In 1998, he came to the Department of Neurology of the Radboud University Medical Centre in Nijmegen to do research on developmental and neurodegenerative diseases. In 2006, he published with Martin Lammens and Akira Hori Clinical Neuroembryology: Development and developmental disorders of the human central nervous system (Springer), which is in its second edition now (2014), and in 2011 Clinical Neuroanatomy: Brain circuitry and its disorders, which is no going into a second edition. Since 2012, he is Coordinator of the Working Group Neuroanatomy of the Federative International Programme for Anatomical Terminology (FIPAT) of the International Federation of Anatomical Associations (IFAA) and responsible for the Terminologia Neuroanatomica (TNA) published online February 23, 2017 (FIPAT.library.dal.ca/TNA). To promote the TNA, an illustrated version has been published with David Kachlík and R. Shane Tubbs as An Illustrated Terminologia Neuroanatomica: A concise encyclopedia of human neuroanatomy (ten Donkelaar HJ, Kachlík D, Tubbs RS; Springer, Heidelberg, 2018, Heidelberg).
Since 1970, he is married to Jiřina Korfová, who worked for a long time as anesthesiologist at the Rijnstate Hospital in Arnhem, the Netherlands. They have two children and four grandchildren and live partly in Doorwerth, The Netherlands, and partly in Prague, Czech Republic.
Connections define the functions of neurons: information flows along connections, as well as growth factors and viruses, and even neuronal death can progress through connections. Accordingly, knowing how the various parts of the brain are interconnected to form functional systems is a prerequisite for properly understanding data from all fields in the neurosciences.
Clinical Neuroanatomy: Brain Circuitry and Its Disorders bridges the gap between neuroanatomy and clinical neurology. It focuses on human and primate data in the context of brain circuitry disorders, which are so common in neurological practice. In addition, numerous clinical cases are presented to demonstrate how normal brain circuitry can be interrupted, and what the effects are. Following an introduction to the organization and vascularization of the human brain and the techniques used to study brain circuitry, the main neurofunctional systems are discussed, including the somatosensory, auditory, visual, motor, autonomic and limbic systems, the cerebral cortex and complex cerebral functions.
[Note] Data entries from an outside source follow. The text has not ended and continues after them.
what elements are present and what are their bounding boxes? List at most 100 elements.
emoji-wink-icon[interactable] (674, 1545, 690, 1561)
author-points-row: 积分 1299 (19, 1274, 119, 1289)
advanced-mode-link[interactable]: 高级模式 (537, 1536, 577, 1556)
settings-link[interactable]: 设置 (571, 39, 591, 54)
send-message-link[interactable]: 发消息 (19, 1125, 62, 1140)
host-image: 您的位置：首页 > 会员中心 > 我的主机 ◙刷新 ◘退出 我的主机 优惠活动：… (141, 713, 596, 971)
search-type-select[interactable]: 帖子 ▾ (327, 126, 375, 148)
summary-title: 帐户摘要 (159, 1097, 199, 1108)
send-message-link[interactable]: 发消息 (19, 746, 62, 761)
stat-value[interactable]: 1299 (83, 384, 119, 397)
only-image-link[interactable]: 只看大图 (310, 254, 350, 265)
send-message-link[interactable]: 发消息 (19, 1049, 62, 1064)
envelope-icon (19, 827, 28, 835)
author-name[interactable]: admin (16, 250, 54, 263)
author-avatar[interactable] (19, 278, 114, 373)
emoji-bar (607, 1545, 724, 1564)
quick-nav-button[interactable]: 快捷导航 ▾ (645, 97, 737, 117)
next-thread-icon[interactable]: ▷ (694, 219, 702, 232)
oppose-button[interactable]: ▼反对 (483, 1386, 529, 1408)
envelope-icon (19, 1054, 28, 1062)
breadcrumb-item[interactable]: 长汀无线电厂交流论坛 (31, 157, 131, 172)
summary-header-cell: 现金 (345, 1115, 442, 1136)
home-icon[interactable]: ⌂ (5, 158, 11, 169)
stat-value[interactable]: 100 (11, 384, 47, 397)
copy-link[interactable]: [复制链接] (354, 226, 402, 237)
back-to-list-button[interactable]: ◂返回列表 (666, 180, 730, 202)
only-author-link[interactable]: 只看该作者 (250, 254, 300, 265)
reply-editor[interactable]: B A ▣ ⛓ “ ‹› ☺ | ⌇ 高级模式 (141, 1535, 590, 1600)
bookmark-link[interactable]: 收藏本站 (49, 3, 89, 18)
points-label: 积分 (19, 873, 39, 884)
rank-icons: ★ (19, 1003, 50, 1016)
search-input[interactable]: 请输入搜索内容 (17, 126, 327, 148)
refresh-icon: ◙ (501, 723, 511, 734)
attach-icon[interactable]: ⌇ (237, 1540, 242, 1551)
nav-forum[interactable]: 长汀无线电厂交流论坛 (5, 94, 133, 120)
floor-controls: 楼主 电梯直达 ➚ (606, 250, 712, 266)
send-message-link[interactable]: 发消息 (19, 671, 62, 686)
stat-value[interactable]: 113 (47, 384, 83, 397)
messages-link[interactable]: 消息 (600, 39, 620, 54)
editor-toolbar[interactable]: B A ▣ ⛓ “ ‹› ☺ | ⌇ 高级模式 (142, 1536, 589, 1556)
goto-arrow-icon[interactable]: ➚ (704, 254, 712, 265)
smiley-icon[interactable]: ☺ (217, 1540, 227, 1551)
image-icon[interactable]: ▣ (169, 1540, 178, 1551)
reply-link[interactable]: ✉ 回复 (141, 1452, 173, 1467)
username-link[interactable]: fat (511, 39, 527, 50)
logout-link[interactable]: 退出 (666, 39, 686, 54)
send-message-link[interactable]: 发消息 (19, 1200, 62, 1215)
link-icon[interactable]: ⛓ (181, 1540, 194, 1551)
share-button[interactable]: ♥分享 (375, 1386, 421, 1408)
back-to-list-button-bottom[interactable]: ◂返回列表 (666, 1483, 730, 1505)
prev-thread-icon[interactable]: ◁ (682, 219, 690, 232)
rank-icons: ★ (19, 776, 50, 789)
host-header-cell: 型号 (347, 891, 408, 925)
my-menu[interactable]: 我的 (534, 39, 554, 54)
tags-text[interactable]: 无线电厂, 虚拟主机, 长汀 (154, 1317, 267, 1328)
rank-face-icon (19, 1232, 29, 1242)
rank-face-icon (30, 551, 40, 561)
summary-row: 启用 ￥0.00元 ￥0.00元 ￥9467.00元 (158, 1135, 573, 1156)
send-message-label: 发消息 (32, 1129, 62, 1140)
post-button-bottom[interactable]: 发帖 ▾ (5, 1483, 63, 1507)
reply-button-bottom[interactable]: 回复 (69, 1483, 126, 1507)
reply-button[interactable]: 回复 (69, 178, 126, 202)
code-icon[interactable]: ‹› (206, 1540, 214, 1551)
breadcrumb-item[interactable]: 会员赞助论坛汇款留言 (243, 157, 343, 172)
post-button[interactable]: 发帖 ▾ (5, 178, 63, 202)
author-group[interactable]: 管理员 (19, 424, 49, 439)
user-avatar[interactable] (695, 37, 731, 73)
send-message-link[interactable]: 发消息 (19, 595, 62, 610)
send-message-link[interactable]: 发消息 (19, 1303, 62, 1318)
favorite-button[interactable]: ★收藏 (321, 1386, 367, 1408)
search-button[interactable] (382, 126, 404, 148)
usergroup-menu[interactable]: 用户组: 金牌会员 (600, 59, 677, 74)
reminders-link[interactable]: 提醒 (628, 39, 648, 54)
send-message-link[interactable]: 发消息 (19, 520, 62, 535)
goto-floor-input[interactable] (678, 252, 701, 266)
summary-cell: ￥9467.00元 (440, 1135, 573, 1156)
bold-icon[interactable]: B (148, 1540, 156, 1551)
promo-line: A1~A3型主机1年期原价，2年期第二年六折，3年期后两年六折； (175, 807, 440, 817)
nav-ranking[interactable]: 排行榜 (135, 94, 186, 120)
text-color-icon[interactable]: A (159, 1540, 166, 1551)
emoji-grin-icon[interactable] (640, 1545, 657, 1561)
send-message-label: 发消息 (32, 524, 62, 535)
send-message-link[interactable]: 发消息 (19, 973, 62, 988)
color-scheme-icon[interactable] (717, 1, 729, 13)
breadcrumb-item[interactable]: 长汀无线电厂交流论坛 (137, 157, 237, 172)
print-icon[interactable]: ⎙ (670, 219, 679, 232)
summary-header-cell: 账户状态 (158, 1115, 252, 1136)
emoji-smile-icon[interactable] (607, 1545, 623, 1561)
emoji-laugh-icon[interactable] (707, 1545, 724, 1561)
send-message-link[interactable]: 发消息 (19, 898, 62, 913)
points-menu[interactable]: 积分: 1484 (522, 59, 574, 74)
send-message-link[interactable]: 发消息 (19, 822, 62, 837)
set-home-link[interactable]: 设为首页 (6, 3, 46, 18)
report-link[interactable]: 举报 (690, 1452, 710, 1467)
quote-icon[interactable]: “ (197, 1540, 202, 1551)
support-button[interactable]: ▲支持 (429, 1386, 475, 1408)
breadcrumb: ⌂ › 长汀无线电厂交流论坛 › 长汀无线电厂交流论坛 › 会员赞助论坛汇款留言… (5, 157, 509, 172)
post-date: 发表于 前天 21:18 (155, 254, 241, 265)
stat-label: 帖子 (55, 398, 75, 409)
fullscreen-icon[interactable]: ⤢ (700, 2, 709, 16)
In this 2ndedition, apart from a general updating, many new illustrations have been added and more emphasis is placed on modern techniques such as diffusion magnetic resonance imaging (dMRI) and network analysis. Moreover, a developmental ontology based on the prosomeric model is applied, resulting in a more modern subdivision of the brain.
The new edition of Clinical Neuroanatomy is primarily intended for neurologists, neuroradiologists and neuropathologists, as well as residents in these fields, but will also appeal to (neuro)anatomists and all those whose work involves human brain mapping.